I was raving about Edna to my mother in an email last week, and she spontaneously decided to take my ENORMOUS HINT and order me my very own Food That Really Schmecks from Amazon. It should be here any day now…so don’t be surprised if you don’t hear from me for a little while. I’ll be in the kitchen with Edna.

8 thoughts on “Food That Really Schmecks

  1. MrsCarlSagan

    I borrowed this from the library last year – I didn’t end up making anything, but LOVED all of Edna’s endearing anecdotes.

  2. I’ve never heard of Edna’s books, but they sound fun and full of character. But I’m a bit short on my Jewish slang/terminology, what does schmecks mean?

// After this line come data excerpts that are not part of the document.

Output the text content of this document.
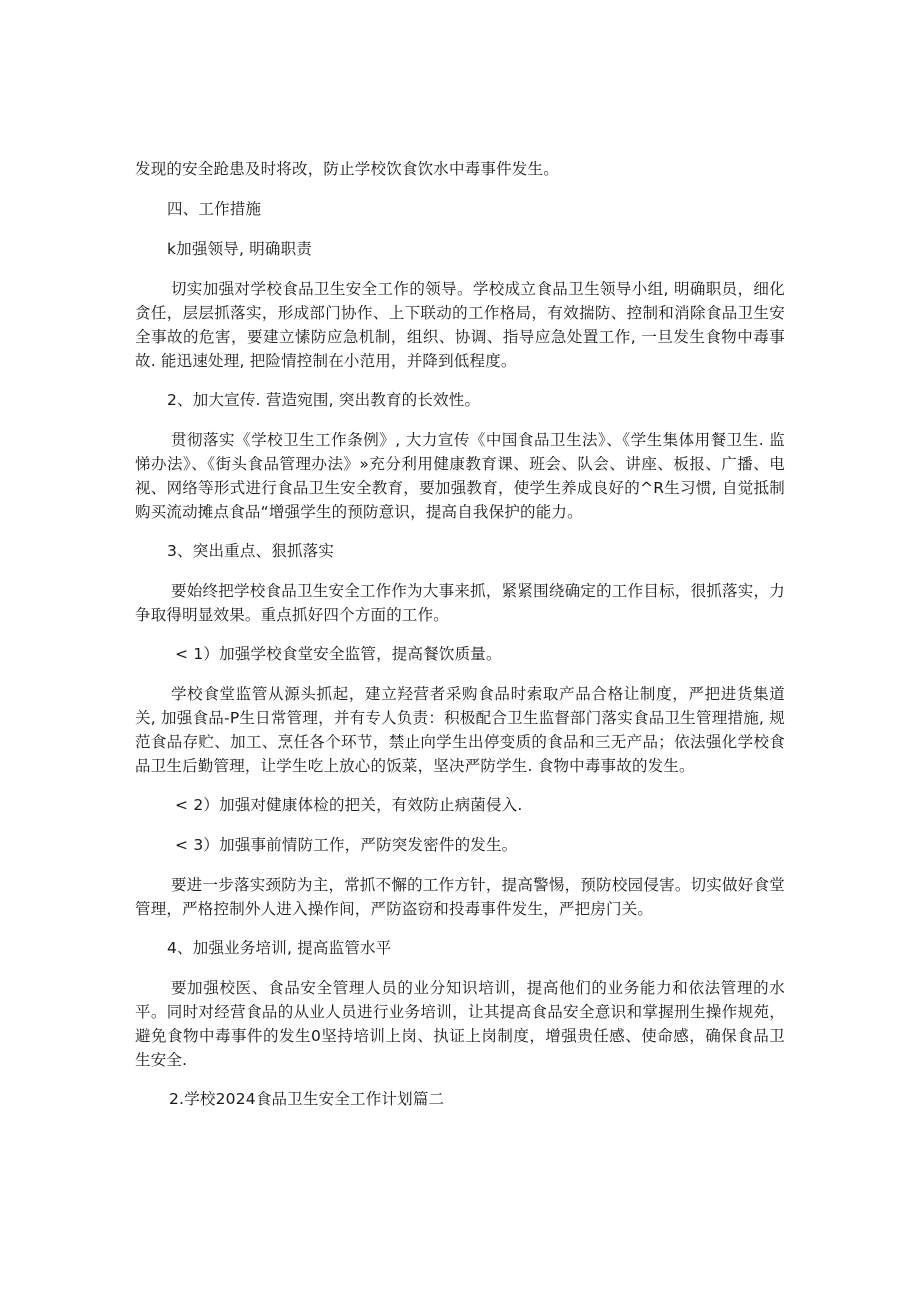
发现的安全跄患及时将改，防止学校饮食饮水中毒事件发生。

四、工作措施

k加强领导, 明确职责

切实加强对学校食品卫生安全工作的领导。学校成立食品卫生领导小组, 明确职员，细化贪任，层层抓落实，形成部门协作、上下联动的工作格局，有效揣防、控制和消除食品卫生安全事故的危害，要建立愫防应急机制，组织、协调、指导应急处置工作, 一旦发生食物中毒事故. 能迅速处理, 把险情控制在小范用，并降到低程度。

2、加大宣传. 营造宛围, 突出教育的长效性。

贯彻落实《学校卫生工作条例》, 大力宣传《中国食品卫生法》、《学生集体用餐卫生. 监悌办法》、《街头食品管理办法》»充分利用健康教育课、班会、队会、讲座、板报、广播、电视、网络等形式进行食品卫生安全教育，要加强教育，使学生养成良好的^R生习惯, 自觉抵制购买流动摊点食品“增强学生的预防意识，提高自我保护的能力。

3、突出重点、狠抓落实

要始终把学校食品卫生安全工作作为大事来抓，紧紧围绕确定的工作目标，很抓落实，力争取得明显效果。重点抓好四个方面的工作。

< 1）加强学校食堂安全监管，提高餐饮质量。

学校食堂监管从源头抓起，建立羟营者采购食品时索取产品合格让制度，严把进货集道关, 加强食品-P生日常管理，并有专人负责：积极配合卫生监督部门落实食品卫生管理措施, 规范食品存贮、加工、烹任各个环节，禁止向学生出停变质的食品和三无产品；依法强化学校食品卫生后勤管理，让学生吃上放心的饭菜，坚决严防学生. 食物中毒事故的发生。

< 2）加强对健康体检的把关，有效防止病菌侵入.

< 3）加强事前情防工作，严防突发密件的发生。

要进一步落实颈防为主，常抓不懈的工作方针，提高警惕，预防校园侵害。切实做好食堂管理，严格控制外人进入操作间，严防盗窃和投毒事件发生，严把房门关。

4、加强业务培训, 提高监管水平

要加强校医、食品安全管理人员的业分知识培训，提高他们的业务能力和依法管理的水平。同时对经营食品的从业人员进行业务培训，让其提高食品安全意识和掌握刑生操作规苑，避免食物中毒事件的发生0坚持培训上岗、执证上岗制度，增强贵任感、使命感，确保食品卫生安全.

2.学校2024食品卫生安全工作计划篇二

    P.S. You’ve been tagged! Congrats! Come to my blog for more info and play along. (Or not, I won’t take it personally. :))

  3. I always kind of hated the title. But the book does sound good. I’ve been giddy with the way you can find a recipe for ANYTHING on the internet for the past couple years, but I do love paging through my cookbooks looking for different things to try. Of course, then I make lists of things to cook and seldom cook any of them, being that my kids are picky little buggers who only like plain noodles and raw vegetables, but it’s nice to dream.

  4. Pingback: The Obligatory Birthday Party Post « TurtleHead

  5. Jocelyn

    “Schmecks” means yummy, good-tasting in the Pennsylvania Dutch-Mennonite dialect from Waterloo County, Ontario. If you’re interested in browsing pictures and trivia about the area and her people, look up stjacobs.com. The village of St. Jacobs in the heart of Mennonite country in Ontario.

  6. Aimee

    My mom use to make “Magic Buns” She doesn’t remeber how to make them but she said she borrowed the “food that schmecks” cookbook. I Just want to make sure this recipes in this “food that really Schmecks” before I buy it. I might have to hit the library.